If appropriate, consider adding a link to any notes to your landing page. This lets people see the notes on a second internet device (so they can focus on your video via Zoom) or print it out in advance.

For a session at, say, 2pm, get yourself and your audience manager online by 1:30pm and start the meeting, and invite participants to connect at 1:45 pm to kick the tires and get comfortable.

Expect that very few participants will get on early (in my experience; you may be able to set stronger group norms), and that quite a few will connect at 2:03pm.

There are two schools of thought on muting participants. The "silence!" school prefers that participants be muted by default by the audience manager, and then selectively unmuted by the audience manager as appropriate (to ask a question, say). The "friendly chatter" school prefers to let people control their own muting, which makes interaction more spontaneous, and a little bit of buzz is fun. This varies with meeting size to some extent. With a dozen or less participants who are disciplined enough to mute themselves if needed and keep the background blender/vacuum/parakeet off, I lean toward "friendly chatter", but with the audience manager ready to mute selectively or en mass.

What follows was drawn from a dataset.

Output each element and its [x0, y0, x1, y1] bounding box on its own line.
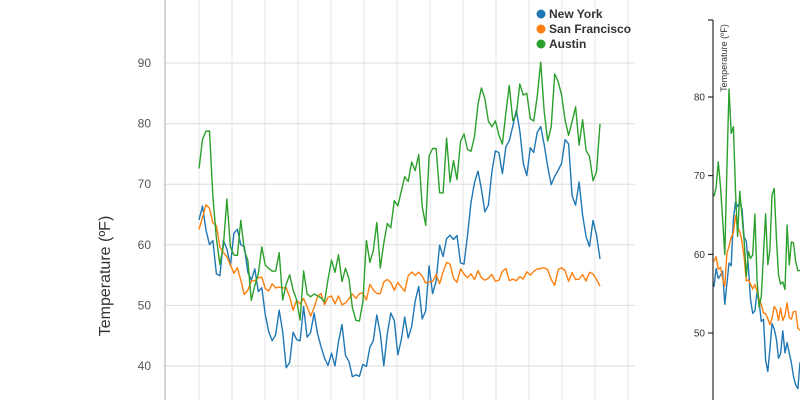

You and your participants will get better at this. One participant joining for the first time on Wednesday noted how smoothly it all went. She missed the first session, last Saturday, where we had ten minutes of dead air due to a confusion about which Zoom account and meeting url to use (this was all on us, not Zoom), then stumbled onto the best way to use screenshare. Set your participants' expectations accordingly.
posted by alittleknowledge at 9:30 AM on March 20, 2020 [1 favorite]


And more.

Mission-based Massachusetts is on the case, with some cheat sheets here.

Give yourself time to tune up your offering. Do the bare minimum the first time, then add a feature for the second session, another feature for the third, etc. Gentle in Yoga, and gentle with Zoom, too.